Tracker met him halfway. He set the son of the tree aside, grabbed hold of his man, started a wrestling match of epic scale. He and the Dominator shrieked like souls in torment.

I wanted to rush down and tend to Elmo and the Lieutenant, but the Lady gestured for me to stay. Her gaze roved everywhere. She expected something more.

A great shriek shook the earth. A ball of oily fire rolled skyward. The dragon flopped like an injured worm, screaming. Bomanz had disappeared.

To be seen was the Limper. Somehow he had dragged himself to within a dozen feet of me without my noticing. My fear was so great I nearly voided my bowels. His mask was gone. The devasted wasteland of his bare face glowered with malice. In a moment, he was thinking, he would even all scores with me. My legs turned to jelly.

He pointed a small crossbow, grinned. Then his aim drifted aside. I saw that his quarrel was close cousin to the arrow across my bow.

That electrified me, finally. I drew to the head.

He squealed, “Credence, the rite is complete. I name your name!” And then he let fly.

I loosed at the same instant. I could get the shaft off no faster, damn me. My arrow slammed into his black heart, knocked him over. But too late. Too late.

The Lady cried out.

Terror turned into unreasoning rage. I flung myself at the Limper, abandoning my bow for my sword. He did not turn to face my assault. He just held himself up on one elbow and gaped at the Lady.

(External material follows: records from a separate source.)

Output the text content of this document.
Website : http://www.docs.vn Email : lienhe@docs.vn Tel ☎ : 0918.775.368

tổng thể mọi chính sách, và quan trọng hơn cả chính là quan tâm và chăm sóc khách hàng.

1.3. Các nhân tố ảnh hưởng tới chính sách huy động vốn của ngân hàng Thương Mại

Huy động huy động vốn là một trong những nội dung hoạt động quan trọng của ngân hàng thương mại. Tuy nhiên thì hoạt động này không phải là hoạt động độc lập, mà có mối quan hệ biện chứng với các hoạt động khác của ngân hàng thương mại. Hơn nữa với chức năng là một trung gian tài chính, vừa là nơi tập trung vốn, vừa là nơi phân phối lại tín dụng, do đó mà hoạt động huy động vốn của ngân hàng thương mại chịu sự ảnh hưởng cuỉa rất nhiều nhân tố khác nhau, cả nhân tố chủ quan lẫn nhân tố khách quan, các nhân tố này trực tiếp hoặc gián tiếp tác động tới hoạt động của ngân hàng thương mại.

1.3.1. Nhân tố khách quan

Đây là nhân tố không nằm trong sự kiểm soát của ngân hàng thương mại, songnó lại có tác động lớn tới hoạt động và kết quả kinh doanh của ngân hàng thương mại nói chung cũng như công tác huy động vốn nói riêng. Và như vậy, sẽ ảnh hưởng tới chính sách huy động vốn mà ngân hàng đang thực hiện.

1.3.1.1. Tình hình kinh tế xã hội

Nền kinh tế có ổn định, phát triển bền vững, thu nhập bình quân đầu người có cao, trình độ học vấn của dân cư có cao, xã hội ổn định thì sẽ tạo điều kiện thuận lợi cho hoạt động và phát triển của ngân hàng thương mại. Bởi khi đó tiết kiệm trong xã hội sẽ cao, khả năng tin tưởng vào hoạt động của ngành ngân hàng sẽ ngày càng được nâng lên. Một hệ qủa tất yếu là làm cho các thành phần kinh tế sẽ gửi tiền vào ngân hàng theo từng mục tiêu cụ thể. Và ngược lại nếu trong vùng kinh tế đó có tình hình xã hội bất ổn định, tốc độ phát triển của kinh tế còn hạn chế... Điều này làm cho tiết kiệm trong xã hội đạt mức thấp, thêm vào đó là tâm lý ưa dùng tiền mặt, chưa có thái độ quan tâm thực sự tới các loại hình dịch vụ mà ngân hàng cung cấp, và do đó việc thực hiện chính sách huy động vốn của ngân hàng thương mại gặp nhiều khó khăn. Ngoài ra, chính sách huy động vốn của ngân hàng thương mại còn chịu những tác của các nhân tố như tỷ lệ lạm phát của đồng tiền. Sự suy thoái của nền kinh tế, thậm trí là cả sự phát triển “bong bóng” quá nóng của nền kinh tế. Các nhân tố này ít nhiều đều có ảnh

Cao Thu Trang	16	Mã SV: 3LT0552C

I really went crazy. I guess we all can, in the right circumstances. But I had been a soldier for ages. I’d long ago learned you don’t do that sort of thing and stay alive long.

The Limper was inside the null. Which meant he was barely clinging to life, barely able to sustain himself, wholly unable to defend himself. I made him pay for all the years of fear.

My first stroke half severed his neck. I kept hacking till I finished the job. Then I scattered a few limbs about, blunting my steel and madness on ancient bone. Sanity began to return. I whirled to see what had become of the Lady.

She was down on one knee, the weight of her body resting upon the other. She was trying to draw Limper’s bolt. I charged over, pulled her hand away. “No. Let me. Later.” This time I was less startled that the naming had not worked. This time convinced me that nothing could disarm her.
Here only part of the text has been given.